Он владел французским, свободно итальянским (или кто-то помогал ему, поскольку в его текстах много итальянских фраз), к тому же «Отелло» и «Венецианский купец» повторяют сюжеты итальянских произведений, еще не переведенных на английский. В его словаре очень много медицинских терминов, что говорит о его совсем не обывательском интересе к медицине, а еще к юриспруденции, военным дисциплинам и ботанике (он упоминает 180 растений и употребляет 200 терминов, весьма внушительные показатели), но в других областях его познания не были такими же глубокими. Он очень плохо разбирался в географии, особенно в географии Италии, а ведь там происходит действие очень многих его пьес. Так, в «Укрощении строптивой» в Бергамо у него фигурирует парусник, тогда как это город в Италии, у которого нет выхода к морю. А в «Буре» и в «Двух веронцах» Просперо и Валентин отправляются в плавание соответственно из Милана и Вероны, хотя оба города находятся в двухдневном пути от моря. Может, он знал о том, что Венеция — город каналов, но ни в одной пьесе, в которой происходит там действие, не упоминает о них. Каковы бы ни были его другие достоинства, человеком всего мира он не был.
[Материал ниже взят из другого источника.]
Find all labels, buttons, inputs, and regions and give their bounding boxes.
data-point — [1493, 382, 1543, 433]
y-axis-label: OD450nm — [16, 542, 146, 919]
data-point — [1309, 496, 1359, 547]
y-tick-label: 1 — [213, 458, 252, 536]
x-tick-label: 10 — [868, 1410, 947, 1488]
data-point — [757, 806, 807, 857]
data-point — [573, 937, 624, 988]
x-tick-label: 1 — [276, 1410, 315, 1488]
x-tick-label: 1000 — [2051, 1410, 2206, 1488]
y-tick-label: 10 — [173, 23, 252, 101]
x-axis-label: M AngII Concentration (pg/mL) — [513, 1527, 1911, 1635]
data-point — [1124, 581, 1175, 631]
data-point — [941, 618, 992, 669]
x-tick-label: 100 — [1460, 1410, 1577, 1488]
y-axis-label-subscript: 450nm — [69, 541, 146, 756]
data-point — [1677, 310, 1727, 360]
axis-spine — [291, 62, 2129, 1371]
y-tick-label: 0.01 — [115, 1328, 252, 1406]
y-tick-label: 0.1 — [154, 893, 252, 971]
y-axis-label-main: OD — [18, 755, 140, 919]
В его произведениях очень много хронологических ошибок. Так, древние египтяне играют у него в бильярд, а в Риме Цезаря фигурируют механические часы за 1400 лет до их изобретения. Намеренно или от невежества, он обращался с фактами совершенно своевольно, чтобы достичь своей цели. В первой части «Генриха VI», к примеру, он убивает лорда Толбота на двадцать два года раньше, чтобы он умер до Жанны д'Арк. В «Кориолане» Ларций обращается к Катону, хотя Катон родился лишь триста лет спустя.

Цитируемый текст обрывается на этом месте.